The yaml file for cloudinit:
#cloud-config
hostname: desktop
users:
- name: maikel
shell: /usr/local/bin/fish
sudo: ALL=(ALL) NOPASSWD:ALL
lock_passwd: false
passwd: "$6$L80IKTw............osH0"
ssh_authorized_keys:
- ssh-ed25519 ....... maikel.dev
ssh_pwauth: True
keyboard:
layout: es
packages:
- fish
- sudo
- mkpasswd
- neovim
- ncdu
- xorg
- kde
- sddm
runcmd:
# Enable SSH
- sysrc sshd_enable=YES
- service sshd start
# Set Spanish keyboard permanently
- sysrc keymap="es.kbd"
- service syscons restart
# Optional: set root and maikel shells to fish explicitly
- pw usermod root -s /usr/local/bin/fish
- pw usermod maikel -s /usr/local/bin/fish
# Auto resize main partition
- gpart recover vtbd0
- gpart resize -i 4 vtbd0
- zpool online -e zroot /dev/vtbd0p4
# Add KDE
- pw groupmod video -m maikel
- sysrc dbus_enable="YES"
- service dbus start
- sysctl net.local.stream.recvspace=65536
- sysctl net.local.stream.sendspace=65536
- sysctl -f /etc/sysctl.conf
- sysrc sddm_enable="YES"
- sysrc sddm_lang="es_ES"
- setxkbmap -layout es
- service ssdm start
The machine has a few differences, I assigned more total system memory (8GB) and hiked the RAM assigned to the video card too. My mouse is a USB one so only works with that line in input. If yours isn't USB delete that line.
virt-install \
--connect qemu:///system \
--name desktop \
--memory 8192 \
--vcpus 4 \
--disk path=desktop.qcow2,format=qcow2,bus=virtio \
--disk path=desktop.iso,device=cdrom \
--os-variant freebsd14.0 \
--import \
--video qxl,ram=524288,vram=262144,vgamem=262144 \
--network network=maikenet,model=virtio,mac=52:54:00:6f:3c:58 \
--input type=mouse,bus=usb \
--graphics spice \
--noautoconsole # Added this here because I prefer to let it run first.
Cleaning up
# See the machines
sudo virsh list --all
# The first stops immediately the machine
sudo virsh destroy freebsd14
# This second removes it from the pool of VMs of libvirtd
sudo virsh undefine frebsd14
# Delete any pre-made seed just in case
rm -rf seed.iso
Extra: Repo with all this
I made a repo with all these commands including a pre-made ZFS-ready FreeBSD 1.3 image.

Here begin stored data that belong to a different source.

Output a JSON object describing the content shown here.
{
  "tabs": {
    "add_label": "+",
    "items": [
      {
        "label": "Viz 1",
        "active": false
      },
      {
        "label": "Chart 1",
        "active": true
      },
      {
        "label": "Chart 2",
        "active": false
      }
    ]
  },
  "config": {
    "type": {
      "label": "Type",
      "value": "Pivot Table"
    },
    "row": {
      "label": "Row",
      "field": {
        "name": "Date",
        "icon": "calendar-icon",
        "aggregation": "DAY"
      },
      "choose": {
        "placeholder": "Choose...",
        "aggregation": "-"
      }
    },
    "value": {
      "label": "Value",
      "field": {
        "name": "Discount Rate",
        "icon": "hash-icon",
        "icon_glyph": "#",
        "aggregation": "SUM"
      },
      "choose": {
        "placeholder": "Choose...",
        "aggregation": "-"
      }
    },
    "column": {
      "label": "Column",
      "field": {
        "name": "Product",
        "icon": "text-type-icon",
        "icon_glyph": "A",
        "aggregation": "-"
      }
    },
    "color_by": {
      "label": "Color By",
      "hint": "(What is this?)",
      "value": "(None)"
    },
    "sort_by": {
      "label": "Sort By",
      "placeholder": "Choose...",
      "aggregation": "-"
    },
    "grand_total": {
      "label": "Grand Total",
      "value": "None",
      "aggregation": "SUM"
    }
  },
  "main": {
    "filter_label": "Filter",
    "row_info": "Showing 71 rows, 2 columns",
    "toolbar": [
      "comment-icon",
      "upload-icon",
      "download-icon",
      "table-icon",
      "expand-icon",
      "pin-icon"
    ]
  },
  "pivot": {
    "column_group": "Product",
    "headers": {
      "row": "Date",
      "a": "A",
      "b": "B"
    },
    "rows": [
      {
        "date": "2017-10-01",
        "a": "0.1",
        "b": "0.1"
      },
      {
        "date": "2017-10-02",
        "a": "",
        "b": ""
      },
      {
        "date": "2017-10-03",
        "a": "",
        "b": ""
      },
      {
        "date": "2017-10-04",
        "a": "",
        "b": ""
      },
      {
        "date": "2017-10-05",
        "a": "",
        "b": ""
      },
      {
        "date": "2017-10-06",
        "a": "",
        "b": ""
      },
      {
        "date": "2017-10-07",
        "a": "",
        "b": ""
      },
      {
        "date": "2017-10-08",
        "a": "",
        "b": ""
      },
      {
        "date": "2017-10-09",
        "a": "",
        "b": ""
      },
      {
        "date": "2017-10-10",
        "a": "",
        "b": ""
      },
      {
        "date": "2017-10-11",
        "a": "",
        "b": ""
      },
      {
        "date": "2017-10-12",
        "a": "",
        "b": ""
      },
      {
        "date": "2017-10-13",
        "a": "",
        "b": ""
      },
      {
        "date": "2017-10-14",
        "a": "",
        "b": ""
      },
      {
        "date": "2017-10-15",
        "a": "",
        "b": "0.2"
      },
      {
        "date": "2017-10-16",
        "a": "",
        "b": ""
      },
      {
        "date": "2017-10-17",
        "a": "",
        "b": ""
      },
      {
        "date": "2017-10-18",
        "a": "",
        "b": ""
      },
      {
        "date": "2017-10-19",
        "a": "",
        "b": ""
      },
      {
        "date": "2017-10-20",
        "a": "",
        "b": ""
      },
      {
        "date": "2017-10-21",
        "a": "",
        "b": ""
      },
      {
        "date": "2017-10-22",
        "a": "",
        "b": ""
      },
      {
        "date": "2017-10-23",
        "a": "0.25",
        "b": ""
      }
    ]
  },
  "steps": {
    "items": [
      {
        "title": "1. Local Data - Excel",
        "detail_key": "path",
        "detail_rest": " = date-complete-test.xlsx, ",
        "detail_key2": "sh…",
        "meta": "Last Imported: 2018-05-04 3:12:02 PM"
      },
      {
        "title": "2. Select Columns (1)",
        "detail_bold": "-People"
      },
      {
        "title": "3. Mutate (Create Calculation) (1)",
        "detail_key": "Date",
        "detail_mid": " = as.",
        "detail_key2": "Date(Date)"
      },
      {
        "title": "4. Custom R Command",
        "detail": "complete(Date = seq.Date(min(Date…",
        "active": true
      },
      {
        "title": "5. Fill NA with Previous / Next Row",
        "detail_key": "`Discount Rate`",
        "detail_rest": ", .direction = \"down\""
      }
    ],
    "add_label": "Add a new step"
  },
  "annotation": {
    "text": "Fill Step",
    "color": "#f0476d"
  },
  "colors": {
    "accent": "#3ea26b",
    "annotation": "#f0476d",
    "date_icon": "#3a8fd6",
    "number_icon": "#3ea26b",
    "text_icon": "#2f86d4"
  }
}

The URL is https://github.com/maikelthedev/libvirtd_automation
Some oddities
These are some painful parts from the process.
The command Virt-install
and "~"
I don't know why the path can't interpret "~" hence why I did it all from the ~/vms
folder
Run without virt-viewer
Sometimes you want to install and see nothing, in those case use
--graphics spice \
--noautoconsole
At the end of the virt-install
command, this runs the system with graphics enable but doesn't attach any viewer to it.